Seminar, Hengrui Cai, Towards Trustworthy Machine Learning: A Causal Lens on Learning Non-Spuriousness

Sep 9, 2024 - 11:00 AM
to Sep 9, 2024 - 11:50 AM

Speaker: Hengrui Cai, Assistant Professor, University of California, Irvine

Title: Towards Trustworthy Machine Learning: A Causal Lens on Learning Non-Spuriousness

Abstract: The causal revolution has spurred interest in understanding complex relationships across various fields. Most existing methods aim to discover causal relationships among variables within a complex, large-scale system.
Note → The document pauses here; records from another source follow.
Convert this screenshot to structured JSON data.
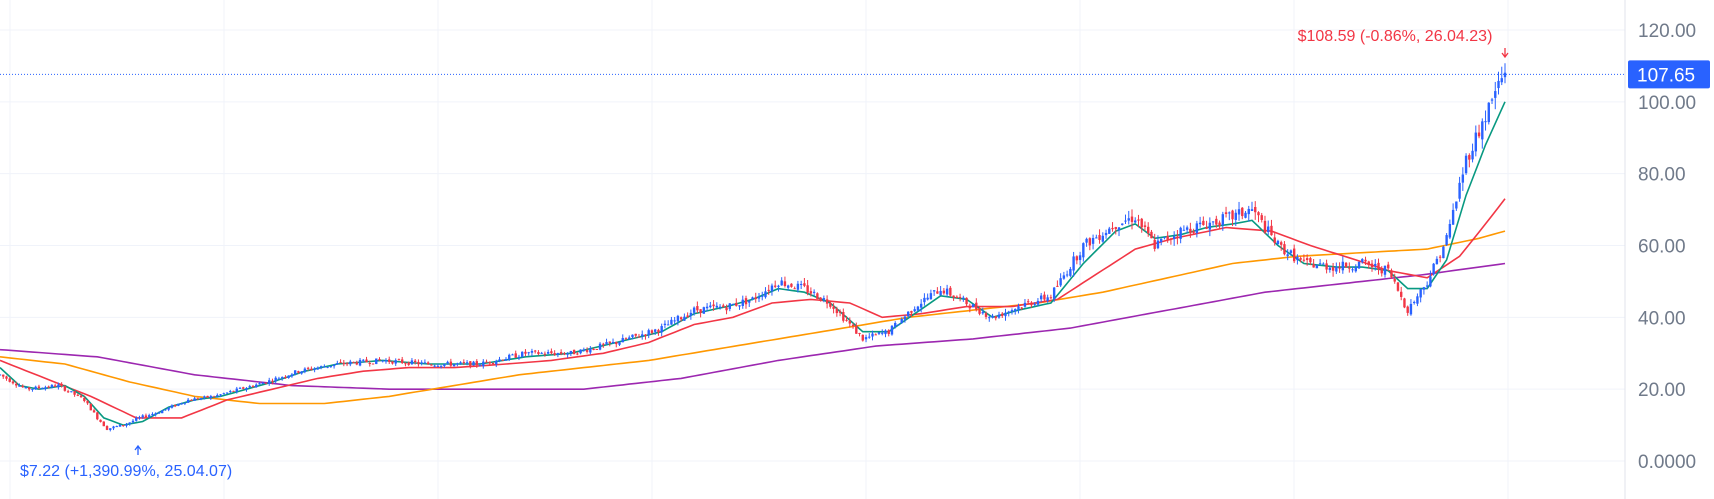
{
  "chart_data": {
    "type": "candlestick",
    "ylim": [
      -5,
      130
    ],
    "y_ticks": [
      "120.00",
      "100.00",
      "80.00",
      "60.00",
      "40.00",
      "20.00",
      "0.0000"
    ],
    "y_tick_values": [
      120,
      100,
      80,
      60,
      40,
      20,
      0
    ],
    "grid": true,
    "current_price": {
      "label": "107.65",
      "value": 107.65
    },
    "annotations": [
      {
        "name": "high-annotation",
        "text": "$108.59 (-0.86%, 26.04.23)",
        "value": 108.59,
        "color": "#f23645"
      },
      {
        "name": "low-annotation",
        "text": "$7.22 (+1,390.99%, 25.04.07)",
        "value": 7.22,
        "color": "#2962ff"
      }
    ],
    "colors": {
      "up": "#2962ff",
      "down": "#f23645",
      "ma_short": "#089981",
      "ma_mid": "#f23645",
      "ma_long": "#ff9800",
      "ma_longest": "#9c27b0",
      "grid": "#f0f3fa",
      "price_tag": "#2962ff"
    },
    "price_waypoints": [
      [
        0,
        24
      ],
      [
        8,
        20
      ],
      [
        18,
        21
      ],
      [
        26,
        17
      ],
      [
        30,
        12
      ],
      [
        33,
        9
      ],
      [
        38,
        10
      ],
      [
        43,
        12
      ],
      [
        50,
        14
      ],
      [
        58,
        17
      ],
      [
        66,
        18
      ],
      [
        74,
        20
      ],
      [
        82,
        22
      ],
      [
        92,
        25
      ],
      [
        104,
        27
      ],
      [
        118,
        28
      ],
      [
        132,
        27
      ],
      [
        148,
        27
      ],
      [
        162,
        30
      ],
      [
        176,
        30
      ],
      [
        190,
        33
      ],
      [
        204,
        37
      ],
      [
        214,
        42
      ],
      [
        224,
        43
      ],
      [
        232,
        45
      ],
      [
        240,
        50
      ],
      [
        248,
        48
      ],
      [
        256,
        44
      ],
      [
        266,
        34
      ],
      [
        274,
        36
      ],
      [
        282,
        43
      ],
      [
        290,
        48
      ],
      [
        298,
        44
      ],
      [
        306,
        40
      ],
      [
        314,
        43
      ],
      [
        324,
        46
      ],
      [
        334,
        60
      ],
      [
        344,
        66
      ],
      [
        350,
        68
      ],
      [
        356,
        60
      ],
      [
        364,
        64
      ],
      [
        372,
        66
      ],
      [
        380,
        68
      ],
      [
        386,
        70
      ],
      [
        394,
        60
      ],
      [
        402,
        55
      ],
      [
        412,
        54
      ],
      [
        420,
        55
      ],
      [
        428,
        53
      ],
      [
        434,
        42
      ],
      [
        440,
        50
      ],
      [
        446,
        62
      ],
      [
        452,
        84
      ],
      [
        458,
        96
      ],
      [
        462,
        105
      ],
      [
        464,
        108
      ]
    ],
    "ma_short": [
      [
        0,
        26
      ],
      [
        6,
        21
      ],
      [
        12,
        20
      ],
      [
        20,
        21
      ],
      [
        26,
        18
      ],
      [
        32,
        12
      ],
      [
        38,
        10
      ],
      [
        44,
        11
      ],
      [
        52,
        15
      ],
      [
        60,
        17
      ],
      [
        68,
        18
      ],
      [
        76,
        20
      ],
      [
        84,
        22
      ],
      [
        94,
        25
      ],
      [
        104,
        27
      ],
      [
        118,
        28
      ],
      [
        132,
        27
      ],
      [
        148,
        27
      ],
      [
        162,
        29
      ],
      [
        176,
        30
      ],
      [
        190,
        33
      ],
      [
        204,
        36
      ],
      [
        214,
        41
      ],
      [
        224,
        43
      ],
      [
        232,
        45
      ],
      [
        240,
        48
      ],
      [
        248,
        47
      ],
      [
        256,
        44
      ],
      [
        266,
        36
      ],
      [
        274,
        36
      ],
      [
        282,
        41
      ],
      [
        290,
        46
      ],
      [
        298,
        45
      ],
      [
        306,
        40
      ],
      [
        314,
        42
      ],
      [
        324,
        44
      ],
      [
        334,
        55
      ],
      [
        344,
        64
      ],
      [
        350,
        66
      ],
      [
        356,
        62
      ],
      [
        364,
        63
      ],
      [
        372,
        65
      ],
      [
        380,
        66
      ],
      [
        386,
        67
      ],
      [
        394,
        60
      ],
      [
        402,
        55
      ],
      [
        412,
        54
      ],
      [
        420,
        54
      ],
      [
        428,
        53
      ],
      [
        434,
        48
      ],
      [
        440,
        48
      ],
      [
        446,
        56
      ],
      [
        452,
        74
      ],
      [
        458,
        88
      ],
      [
        464,
        100
      ]
    ],
    "ma_mid": [
      [
        0,
        28
      ],
      [
        14,
        23
      ],
      [
        28,
        18
      ],
      [
        42,
        12
      ],
      [
        56,
        12
      ],
      [
        70,
        17
      ],
      [
        84,
        20
      ],
      [
        98,
        23
      ],
      [
        112,
        25
      ],
      [
        126,
        26
      ],
      [
        140,
        26
      ],
      [
        156,
        27
      ],
      [
        170,
        28
      ],
      [
        186,
        30
      ],
      [
        200,
        33
      ],
      [
        214,
        38
      ],
      [
        226,
        40
      ],
      [
        238,
        44
      ],
      [
        250,
        45
      ],
      [
        262,
        44
      ],
      [
        272,
        40
      ],
      [
        284,
        41
      ],
      [
        298,
        43
      ],
      [
        312,
        43
      ],
      [
        326,
        45
      ],
      [
        338,
        52
      ],
      [
        350,
        59
      ],
      [
        362,
        62
      ],
      [
        378,
        65
      ],
      [
        392,
        64
      ],
      [
        404,
        60
      ],
      [
        418,
        56
      ],
      [
        428,
        53
      ],
      [
        440,
        51
      ],
      [
        450,
        57
      ],
      [
        458,
        66
      ],
      [
        464,
        73
      ]
    ],
    "ma_long": [
      [
        0,
        29
      ],
      [
        20,
        27
      ],
      [
        40,
        22
      ],
      [
        60,
        18
      ],
      [
        80,
        16
      ],
      [
        100,
        16
      ],
      [
        120,
        18
      ],
      [
        140,
        21
      ],
      [
        160,
        24
      ],
      [
        180,
        26
      ],
      [
        200,
        28
      ],
      [
        220,
        31
      ],
      [
        240,
        34
      ],
      [
        260,
        37
      ],
      [
        280,
        40
      ],
      [
        300,
        42
      ],
      [
        320,
        44
      ],
      [
        340,
        47
      ],
      [
        360,
        51
      ],
      [
        380,
        55
      ],
      [
        400,
        57
      ],
      [
        420,
        58
      ],
      [
        440,
        59
      ],
      [
        456,
        62
      ],
      [
        464,
        64
      ]
    ],
    "ma_longest": [
      [
        0,
        31
      ],
      [
        30,
        29
      ],
      [
        60,
        24
      ],
      [
        90,
        21
      ],
      [
        120,
        20
      ],
      [
        150,
        20
      ],
      [
        180,
        20
      ],
      [
        210,
        23
      ],
      [
        240,
        28
      ],
      [
        270,
        32
      ],
      [
        300,
        34
      ],
      [
        330,
        37
      ],
      [
        360,
        42
      ],
      [
        390,
        47
      ],
      [
        420,
        50
      ],
      [
        440,
        52
      ],
      [
        464,
        55
      ]
    ]
  }
}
However, in practice, only a small number of variables are relevant to the outcomes of interest. As a result, causal estimation using the full causal representation, especially with limited data, could lead to many falsely discovered, spurious variables that are highly correlated with but have no causal impact on the target outcome. We propose learning a class of necessary and sufficient causal graphs that only contain causally relevant variables, utilizing probabilities of causation. The framework is further extended to natural language processing models to disentangle the 'black box' by identifying true rationales when two or more snippets are highly inter-correlated, thus contributing similarly to prediction accuracy. We leverage two causal desiderata, non-spuriousness and efficiency, establishing their theoretical identification as the main component of learning necessary and sufficient in language models. The superior performance of our proposed methods is demonstrated in real-world reviews and medical datasets through extensive experiments.